The river accompanies the traveller to the place where time stands still. This is the Ribeira Sacra, ancestral wisdom that awakens our senses today. More alive than ever, the echoes of the Romanesque transcend the vertigo and each season a new panoply of colours appears. It is also a botanical sanctuary, with oaks that are more than half a century old and fields of thousand-year-old vines. The silence of the monasteries is far away. It is a different kind of silence. Sacred.

«Se goza en las orillas del Miño de un ejemplar reposo: parece este río como si estuviera destinado a regar la huerta de un convento, de uno de esos conventos medioevales, que, en el fondo de un valle ubérrimo, lejos de todo trato humano, parecen haberse construido para admirar a Dios en los frutos de la tierra y amarle en la esperanza de una vida de la que ésta del mundo es sólo corta etapa, que por necesidad se pasa y por voluntad se desprecia.»

«Lugo. Del Miño tranquilo»
PEDRO FERRER
Portfolio Galicia

1. Cabo do mundo

Tenacity and the enthusiasm to preserve the ethnographic, historical and artistic heritage of the Ribeira Sacra lay behind the creation of the Ecomuseum in Arxeriz. Its view of the Cabo do Mundo [Head of the World] is a privileged one. Early in the morning, the fog rises slowly to reveal the backwaters of a spectacular meander. These are the curves of the Minho, Galicia’s inland seas, where the stillness awakens our memory and invites us to reflection.

Ven, ¡mira la tarde
qué suaves reflejos
proyecta en las nieblas
que se extienden del valle a lo lejos,
¡qué alegres rumores!
¡qué azul está el cielo!
¡qué hermosura es tu alma!
y qué tristes mis recuerdos.

SOFÍA CASANOVA
Nieblas del Norte

2. Places of passage

In another time the two banks and the inhabitants could only be connected by boat. There was an estimated passing point every 5 km so that all kinds of goods and livestock could be unloaded on their way to market. From Portomarín to Nogueira de Ramuín, not forgetting the river Sil crossings, the museum at Arxeriz pays homage to these crossing points.

Xoaquín Lorenzo Fernández

Barca de Barbantes, c. 1950

Museo Arxeológico Provincial de Ourense

3. Before and after

Two large dams determine the course of the Minho as it runs through the Ribeira Sacra: the Belesar dam, completed in 1963 and, about 30 km downriver, the Os Peares dam, inaugurated in 1955. Gone are the wilful currents that used to create the natural fishponds awaiting the arrival of the trout and salmon that swam up from the mouth of the river. A witness of those times, and now symbol of them is the church of Santa María de Pesqueiras.
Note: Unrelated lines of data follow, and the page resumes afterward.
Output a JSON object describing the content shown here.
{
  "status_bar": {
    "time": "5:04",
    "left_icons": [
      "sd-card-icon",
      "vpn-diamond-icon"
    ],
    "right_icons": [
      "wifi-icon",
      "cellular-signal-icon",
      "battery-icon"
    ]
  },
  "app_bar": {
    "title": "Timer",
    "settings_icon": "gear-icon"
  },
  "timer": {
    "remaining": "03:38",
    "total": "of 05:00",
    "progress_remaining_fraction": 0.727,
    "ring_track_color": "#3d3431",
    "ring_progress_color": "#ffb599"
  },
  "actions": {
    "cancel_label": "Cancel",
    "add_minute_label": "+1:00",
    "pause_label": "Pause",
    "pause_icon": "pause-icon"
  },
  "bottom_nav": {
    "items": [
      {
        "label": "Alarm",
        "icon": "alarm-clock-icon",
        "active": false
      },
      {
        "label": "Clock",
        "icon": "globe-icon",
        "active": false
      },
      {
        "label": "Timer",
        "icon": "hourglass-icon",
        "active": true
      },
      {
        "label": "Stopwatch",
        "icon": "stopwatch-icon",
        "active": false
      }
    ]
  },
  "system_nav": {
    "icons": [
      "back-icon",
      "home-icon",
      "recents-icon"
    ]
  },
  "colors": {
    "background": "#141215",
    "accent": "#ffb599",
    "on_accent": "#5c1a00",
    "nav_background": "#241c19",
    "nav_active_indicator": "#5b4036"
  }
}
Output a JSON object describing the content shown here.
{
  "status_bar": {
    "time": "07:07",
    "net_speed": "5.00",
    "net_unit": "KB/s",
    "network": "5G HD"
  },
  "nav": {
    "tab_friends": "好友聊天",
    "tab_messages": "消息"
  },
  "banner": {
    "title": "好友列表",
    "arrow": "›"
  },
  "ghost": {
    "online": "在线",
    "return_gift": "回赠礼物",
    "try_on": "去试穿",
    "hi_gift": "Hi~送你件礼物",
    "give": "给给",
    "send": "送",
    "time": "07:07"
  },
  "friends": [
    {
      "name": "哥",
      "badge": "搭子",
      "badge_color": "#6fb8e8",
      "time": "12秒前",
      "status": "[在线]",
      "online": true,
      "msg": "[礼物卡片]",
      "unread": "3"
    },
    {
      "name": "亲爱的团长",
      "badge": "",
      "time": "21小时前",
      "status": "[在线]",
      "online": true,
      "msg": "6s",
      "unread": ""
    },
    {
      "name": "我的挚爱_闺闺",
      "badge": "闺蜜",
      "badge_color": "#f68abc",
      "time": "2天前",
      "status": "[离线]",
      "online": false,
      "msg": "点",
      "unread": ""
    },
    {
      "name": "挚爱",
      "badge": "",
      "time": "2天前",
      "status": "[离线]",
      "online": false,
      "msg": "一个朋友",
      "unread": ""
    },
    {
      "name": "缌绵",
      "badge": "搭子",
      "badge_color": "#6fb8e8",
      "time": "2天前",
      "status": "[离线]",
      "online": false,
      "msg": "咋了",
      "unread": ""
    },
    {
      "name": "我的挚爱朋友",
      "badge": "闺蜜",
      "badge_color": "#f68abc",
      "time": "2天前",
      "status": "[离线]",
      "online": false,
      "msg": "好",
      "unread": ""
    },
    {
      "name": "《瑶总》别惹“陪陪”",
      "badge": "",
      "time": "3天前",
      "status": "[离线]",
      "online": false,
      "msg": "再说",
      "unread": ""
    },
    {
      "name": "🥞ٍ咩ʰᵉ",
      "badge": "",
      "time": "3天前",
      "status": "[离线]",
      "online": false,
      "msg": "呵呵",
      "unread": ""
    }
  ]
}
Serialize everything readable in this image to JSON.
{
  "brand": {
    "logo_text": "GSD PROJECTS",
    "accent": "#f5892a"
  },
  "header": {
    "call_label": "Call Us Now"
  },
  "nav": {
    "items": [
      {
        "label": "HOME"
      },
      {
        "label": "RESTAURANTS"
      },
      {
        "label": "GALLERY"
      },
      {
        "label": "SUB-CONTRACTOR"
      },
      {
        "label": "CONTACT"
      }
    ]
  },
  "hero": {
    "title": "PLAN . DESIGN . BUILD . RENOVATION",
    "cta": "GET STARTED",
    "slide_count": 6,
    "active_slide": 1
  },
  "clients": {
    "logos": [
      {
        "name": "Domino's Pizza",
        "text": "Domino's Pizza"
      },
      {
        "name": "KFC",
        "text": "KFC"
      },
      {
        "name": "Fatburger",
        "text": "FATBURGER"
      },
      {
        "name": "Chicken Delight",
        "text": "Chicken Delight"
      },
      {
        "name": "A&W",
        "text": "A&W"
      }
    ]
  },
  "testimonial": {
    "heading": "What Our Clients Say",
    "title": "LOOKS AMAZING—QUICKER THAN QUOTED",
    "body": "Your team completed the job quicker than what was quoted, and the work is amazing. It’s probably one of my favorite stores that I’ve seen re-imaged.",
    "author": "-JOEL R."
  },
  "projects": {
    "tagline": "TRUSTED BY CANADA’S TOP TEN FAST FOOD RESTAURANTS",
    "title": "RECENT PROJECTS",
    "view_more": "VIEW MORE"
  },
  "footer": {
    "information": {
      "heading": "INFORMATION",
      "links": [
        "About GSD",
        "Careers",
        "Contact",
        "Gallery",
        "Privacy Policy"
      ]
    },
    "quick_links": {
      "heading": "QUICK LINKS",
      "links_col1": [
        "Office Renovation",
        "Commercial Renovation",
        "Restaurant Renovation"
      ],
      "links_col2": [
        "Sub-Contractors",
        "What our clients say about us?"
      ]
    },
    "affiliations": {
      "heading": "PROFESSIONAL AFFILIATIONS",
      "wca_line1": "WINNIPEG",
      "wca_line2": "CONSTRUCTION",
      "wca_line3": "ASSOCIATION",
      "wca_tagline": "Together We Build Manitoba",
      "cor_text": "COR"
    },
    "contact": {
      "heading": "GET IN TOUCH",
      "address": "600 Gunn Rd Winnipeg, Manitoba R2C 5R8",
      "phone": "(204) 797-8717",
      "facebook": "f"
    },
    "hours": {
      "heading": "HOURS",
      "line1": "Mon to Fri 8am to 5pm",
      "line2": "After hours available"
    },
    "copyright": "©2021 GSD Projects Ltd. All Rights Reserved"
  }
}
It marks the death of fluvial culture, a way of life that revolved around the river.

Pando Barerro

Salto de Belesar. Obras de contrucción del embalse

Lugo, 1959

IPCE. MCD

Five dams have tamed the Minho: Belesar, Peares, Velle, Castrelo and Frieira. Our key goals now are responsible management and moderate consumption of its water.

4. The art of the vine

When the sun shines on the eastern slope at winter’s end, the vineyards become golden carpets. The harvest is still months away, but they must be continually maintained. The vines are arrayed in rows along the narrow terraces of sandy soil. These terraces are very steep in places. The effort, heroic. Today they represent an industry of around one hundred wineries. White grapes: albariño, treixadura, godello, dona blanca, torrontés… Red grapes: mencía, brancellao, merenzao, tempranillo, sousón, caiño tinto. From the lightest yellow to carmine red. It all started with the arrival of the monasteries.